What is interesting about the ending is that the woman he has sex with is depicted by the same figure that formerly represented a pink fat version of her own body. There are two interpretations I immediately thought of, the first one being: He suddenly has sex with someone who is bigger because he got bored by the physicality of the protagonist’s extremely thin body. The second one and to me more convincing one being: the character is presented that way because the protagonist does not only have a distorted perception of her own body but of every normal female body and perceives her as bigger than she actually is, especially considering her own beauty standards. I think the latter one is more powerful because it shows us how the toxic idealization does not only harm the character herself but also negatively influences the way she perceives other women. It makes this atrocious cycle appear inescapable on a societal level.
Then we got frustrated faces, alcohol, another cycle of puking, weight loss and gain which is completed excellently with the image of the white cat creature we started with and one thing which probably confuses me the most: a smile.

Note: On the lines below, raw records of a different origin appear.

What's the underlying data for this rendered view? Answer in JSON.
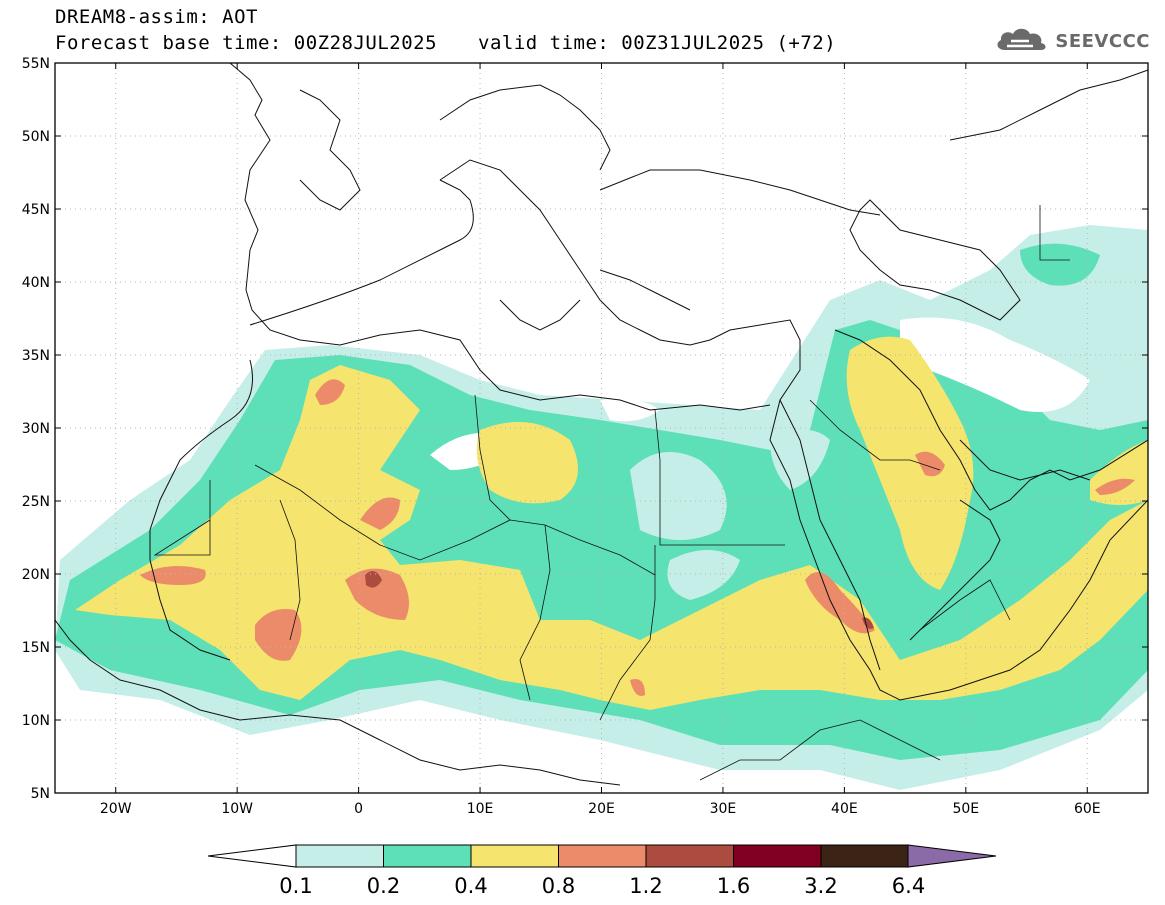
{
  "header": {
    "model_title": "DREAM8-assim: AOT",
    "base_time": "Forecast base time: 00Z28JUL2025",
    "valid_time": "valid time: 00Z31JUL2025 (+72)"
  },
  "logo": {
    "icon": "cloud-icon",
    "text": "SEEVCCC"
  },
  "map": {
    "lat_labels": [
      "55N",
      "50N",
      "45N",
      "40N",
      "35N",
      "30N",
      "25N",
      "20N",
      "15N",
      "10N",
      "5N"
    ],
    "lon_labels": [
      "20W",
      "10W",
      "0",
      "10E",
      "20E",
      "30E",
      "40E",
      "50E",
      "60E"
    ],
    "extent": {
      "lon_min": -25,
      "lon_max": 65,
      "lat_min": 5,
      "lat_max": 55
    }
  },
  "colorbar": {
    "labels": [
      "0.1",
      "0.2",
      "0.4",
      "0.8",
      "1.2",
      "1.6",
      "3.2",
      "6.4"
    ],
    "colors": [
      "#c6eee8",
      "#5de0b8",
      "#f5e46e",
      "#ec8b6a",
      "#ab4c3e",
      "#810021",
      "#3b2416",
      "#8b6aa8"
    ],
    "under_color": "#ffffff"
  },
  "colors": {
    "coast": "#111111",
    "grid": "#b5b5b5"
  }
}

Due to the sinister background colors and the general themes, it might be intentionally misleading, not genuine and probably a lot of wishful thinking on my part but since I want to see the improvement of the character’s health, it might be a hint to her being able to be happy again and free herself from the problematic perception of her own body and her self-esteem and finally becoming happy. Maybe.
I never had an eating disorder but I vividly remember having sequences in which I wanted to lose weight and tried to secretly fast when I was around 12 or 13 which now almost sounds ridiculous but even more, disturbing. And I was not a particular case, girls my age in my environment constantly talked about their weight, body hair and other “flaws” which had to be taken care of. Growing up in an era in which even little girls were bombarded with artificially perfect body images in media and commercials, being glued to TV screens presenting the newest episode of talent or top model shows, continuously presenting bodies. Not any bodies, bodies of women in the seemingly greatest shape you are dreaming of. I am 24 years old now and I’m definitely in a mentally stable enough state to not fall into the trap of physically and mentally harming myself in order to reach a specific idealized beauty standard. Nevertheless, that does not mean that the existence and the omnipresence of said beauty standards do not partially affect me subconsciously and I think it works similar for many others as well.
I love this short video because it simultaneously made me feel uncomfortable and fascinated. The contrast between the fast paced animation, colorful trippy style, disturbing anthropomorphic creatures and puking scenes and especially puking sounds is original to say the least and caught my attention immediately. It’s clear that we still have a long way to go concerning mental health and sex education and raising awareness about topics most people would rather not talk about. This short little video was so refreshing in the way it depicts the struggles of eating disorders, the objectification of women, toxic relationships and body images and a seemingly small but a great and a needed step in making relevant topics visible in every little corner of the art sphere.